Sunday 21 September 2008

Private e-scrips to launch

By: Karen Dearne

PHARMACIST Paul Naismith is taking a punt on launching a privately-owned electronic prescribing project, ahead of the release of a KPMG review on options being considered by the federal Government.

Mr Naismith, chief executive of pharmacy IT supplier Fred Health, said improving "basic safety" by reducing medication errors was too important to delay.

Fred Health and the newly established eRX Script Exchange are wholly owned subsidiaries of PCA Nu Systems, in turn controlled by parties associated with the Pharmacy Guild.

A Health Department spokeswoman said a range of approaches to e-prescribing were being explored, and the private proposal supported by the Pharmacy Guild "had been looked at". "The KPMG report is being considered as part of broader activities in progressing e-prescribing within Australia," she said.

Fred Health plans to deliver a nationwide e-prescribing transaction hub - eRX Script Exchange - by 2009, in partnership with NZ software developer Simpl and Microsoft Australia.

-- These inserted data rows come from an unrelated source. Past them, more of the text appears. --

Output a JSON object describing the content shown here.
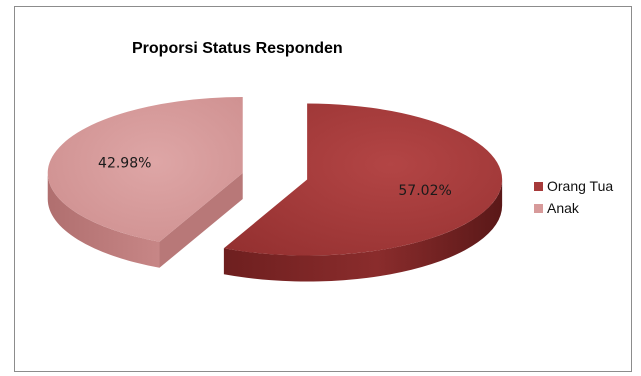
{
  "chart_data": {
    "type": "pie",
    "title": "Proporsi Status Responden",
    "slices": [
      {
        "name": "Orang Tua",
        "value": 57.02,
        "label": "57.02%",
        "color": "#a63a3a"
      },
      {
        "name": "Anak",
        "value": 42.98,
        "label": "42.98%",
        "color": "#d79a9a"
      }
    ],
    "legend_position": "right",
    "style": "3d-exploded"
  }
}
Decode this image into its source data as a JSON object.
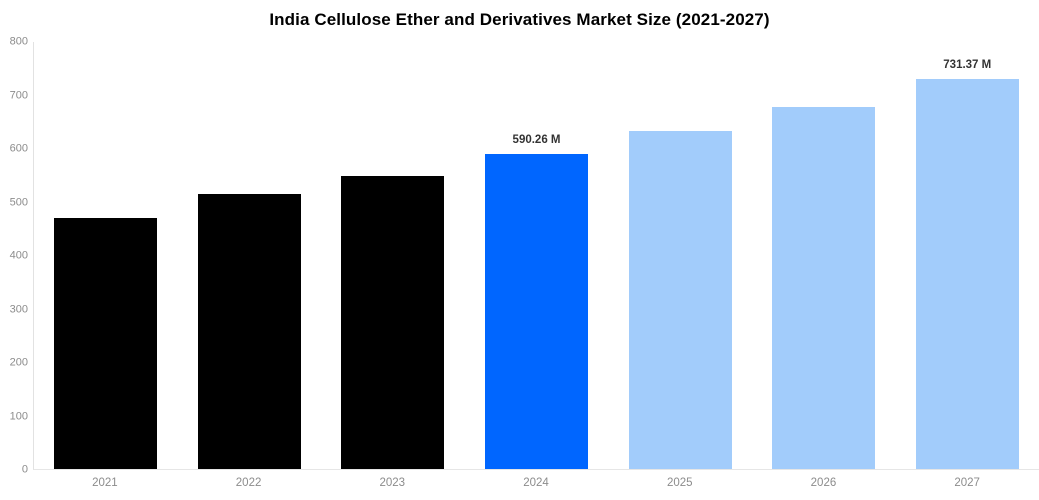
{
  "page": {
    "background_color": "#ffffff"
  },
  "chart_data": {
    "type": "bar",
    "title": "India Cellulose Ether and Derivatives Market Size (2021-2027)",
    "xlabel": "",
    "ylabel": "",
    "categories": [
      "2021",
      "2022",
      "2023",
      "2024",
      "2025",
      "2026",
      "2027"
    ],
    "values": [
      470,
      515,
      549,
      590.26,
      633,
      678,
      731.37
    ],
    "bar_colors": [
      "#000000",
      "#000000",
      "#000000",
      "#0066ff",
      "#a2ccfb",
      "#a2ccfb",
      "#a2ccfb"
    ],
    "data_labels": [
      "",
      "",
      "",
      "590.26 M",
      "",
      "",
      "731.37 M"
    ],
    "ylim": [
      0,
      800
    ],
    "yticks": [
      0,
      100,
      200,
      300,
      400,
      500,
      600,
      700,
      800
    ],
    "grid": false,
    "legend_position": "none",
    "colors": {
      "title_color": "#000000",
      "axis_line_color": "#e2e2e2",
      "tick_label_color": "#8c8c8c",
      "data_label_color": "#333333",
      "highlight_bar_color": "#0066ff",
      "forecast_bar_color": "#a2ccfb",
      "historical_bar_color": "#000000"
    }
  }
}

A similar initiative, ScriptX, foundered in July when the GP software maker Health Communication Network pulled out.

But Mr Naismith said pharmacists could not go on putting patients at risk when technology existed to prevent errors.

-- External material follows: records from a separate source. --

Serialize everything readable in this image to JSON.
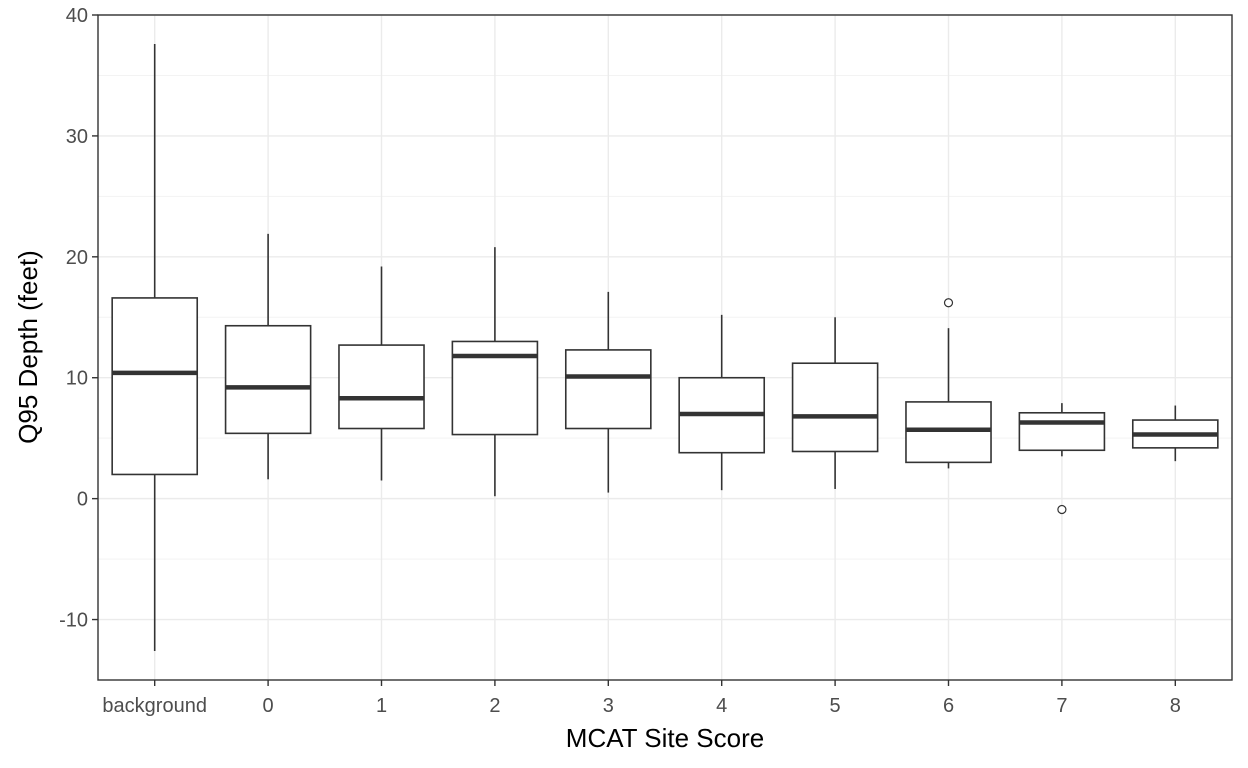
{
  "chart_data": {
    "type": "boxplot",
    "xlabel": "MCAT Site Score",
    "ylabel": "Q95 Depth (feet)",
    "ylim": [
      -15,
      40
    ],
    "y_ticks": [
      -10,
      0,
      10,
      20,
      30,
      40
    ],
    "y_tick_labels": [
      "-10",
      "0",
      "10",
      "20",
      "30",
      "40"
    ],
    "grid": true,
    "categories": [
      "background",
      "0",
      "1",
      "2",
      "3",
      "4",
      "5",
      "6",
      "7",
      "8"
    ],
    "boxes": [
      {
        "category": "background",
        "lower_whisker": -12.6,
        "q1": 2.0,
        "median": 10.4,
        "q3": 16.6,
        "upper_whisker": 37.6,
        "outliers": []
      },
      {
        "category": "0",
        "lower_whisker": 1.6,
        "q1": 5.4,
        "median": 9.2,
        "q3": 14.3,
        "upper_whisker": 21.9,
        "outliers": []
      },
      {
        "category": "1",
        "lower_whisker": 1.5,
        "q1": 5.8,
        "median": 8.3,
        "q3": 12.7,
        "upper_whisker": 19.2,
        "outliers": []
      },
      {
        "category": "2",
        "lower_whisker": 0.2,
        "q1": 5.3,
        "median": 11.8,
        "q3": 13.0,
        "upper_whisker": 20.8,
        "outliers": []
      },
      {
        "category": "3",
        "lower_whisker": 0.5,
        "q1": 5.8,
        "median": 10.1,
        "q3": 12.3,
        "upper_whisker": 17.1,
        "outliers": []
      },
      {
        "category": "4",
        "lower_whisker": 0.7,
        "q1": 3.8,
        "median": 7.0,
        "q3": 10.0,
        "upper_whisker": 15.2,
        "outliers": []
      },
      {
        "category": "5",
        "lower_whisker": 0.8,
        "q1": 3.9,
        "median": 6.8,
        "q3": 11.2,
        "upper_whisker": 15.0,
        "outliers": []
      },
      {
        "category": "6",
        "lower_whisker": 2.5,
        "q1": 3.0,
        "median": 5.7,
        "q3": 8.0,
        "upper_whisker": 14.1,
        "outliers": [
          16.2
        ]
      },
      {
        "category": "7",
        "lower_whisker": 3.5,
        "q1": 4.0,
        "median": 6.3,
        "q3": 7.1,
        "upper_whisker": 7.9,
        "outliers": [
          -0.9
        ]
      },
      {
        "category": "8",
        "lower_whisker": 3.1,
        "q1": 4.2,
        "median": 5.3,
        "q3": 6.5,
        "upper_whisker": 7.7,
        "outliers": []
      }
    ]
  }
}
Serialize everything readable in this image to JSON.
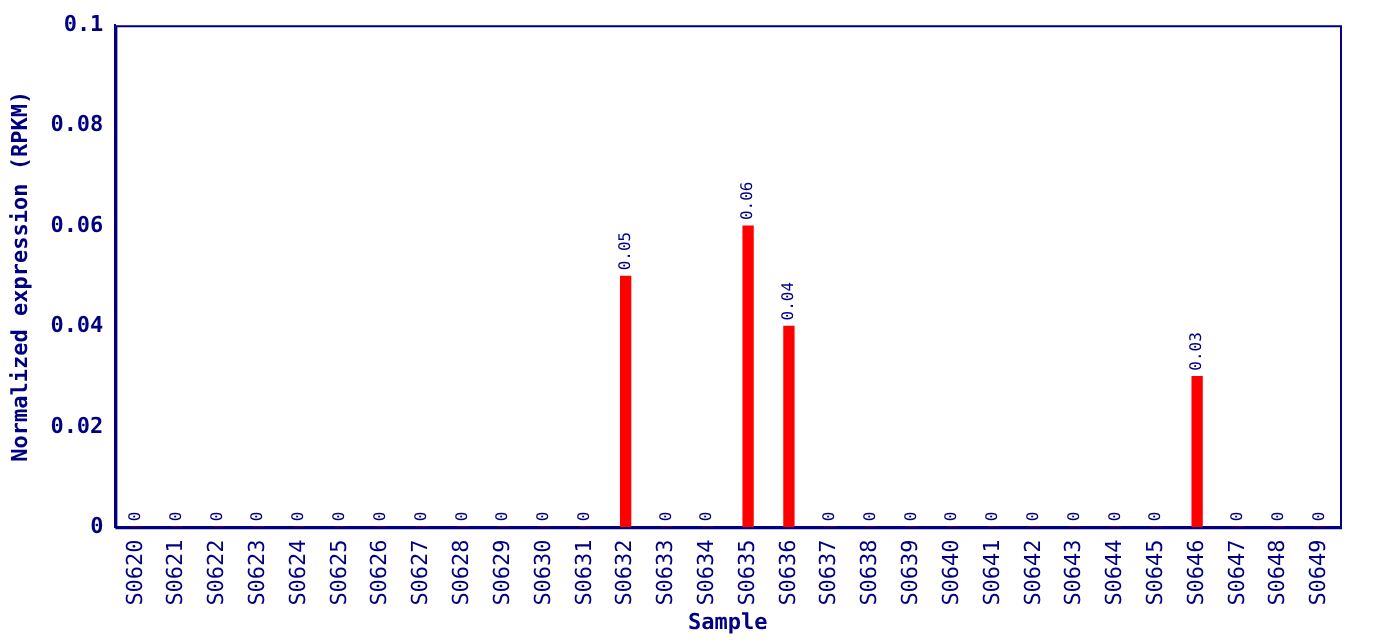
{
  "chart_data": {
    "type": "bar",
    "xlabel": "Sample",
    "ylabel": "Normalized expression (RPKM)",
    "categories": [
      "S0620",
      "S0621",
      "S0622",
      "S0623",
      "S0624",
      "S0625",
      "S0626",
      "S0627",
      "S0628",
      "S0629",
      "S0630",
      "S0631",
      "S0632",
      "S0633",
      "S0634",
      "S0635",
      "S0636",
      "S0637",
      "S0638",
      "S0639",
      "S0640",
      "S0641",
      "S0642",
      "S0643",
      "S0644",
      "S0645",
      "S0646",
      "S0647",
      "S0648",
      "S0649"
    ],
    "values": [
      0,
      0,
      0,
      0,
      0,
      0,
      0,
      0,
      0,
      0,
      0,
      0,
      0.05,
      0,
      0,
      0.06,
      0.04,
      0,
      0,
      0,
      0,
      0,
      0,
      0,
      0,
      0,
      0.03,
      0,
      0,
      0
    ],
    "color": "#ff0000",
    "ylim": [
      0,
      0.1
    ],
    "yticks": [
      0,
      0.02,
      0.04,
      0.06,
      0.08,
      0.1
    ],
    "grid": false,
    "data_labels": true
  }
}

"We don't have problems reading doctors' handwriting now because scripts are mostly printed out, but there are still a lot of 'transcription errors', where instructions are misread or misunderstood," he said. "Part of the problem is that because scripts are printed, pharmacists don't spend the same time processing the information it contains."

Microsoft's managing director for Worldwide Health Neil Jordan, met federal health officials during his recent visit to Canberra.

Mr Jordan said Microsoft's Health Connection Engine (HCE) would underpin the eRX platform.

"This technology came out of a project by Simpl three years ago as a means of resolving inter-operability problems in health care," he said.

"We thought it a very elegant solution, and we bought the rights so we can make the HCE available to anyone, free of charge, under an open-source licence."

Mr Naismith said he chose the Simpl design after conducting a global examination of e-prescribing systems.

"Most are built around the US model, where the doctor has to send the prescription to the chosen pharmacy, so there's little consumer choice," he said.

Mr Naismith said there was no doubt they could build the system, but "the harder part is finding how private enterprise and government can work together in e-health".

There was considerable commercial risk that Medicare would try to build something itself, he said. And while Mr Naismith was happy to work with the revamped National E-Health Transition Authority: "I've got a tight timeframe, I'm paying the bills and I can't be waiting for ever."

Meanwhile, Microsoft is trawling local health IT developers for talent, hosting a second Austrade mission to its Redmond headquarters in November.

"This is about having an open dialogue between us and the Australian companies who develop and innovate on our platform," said Norbert Haehnel, Microsoft Australia's director of developer strategy.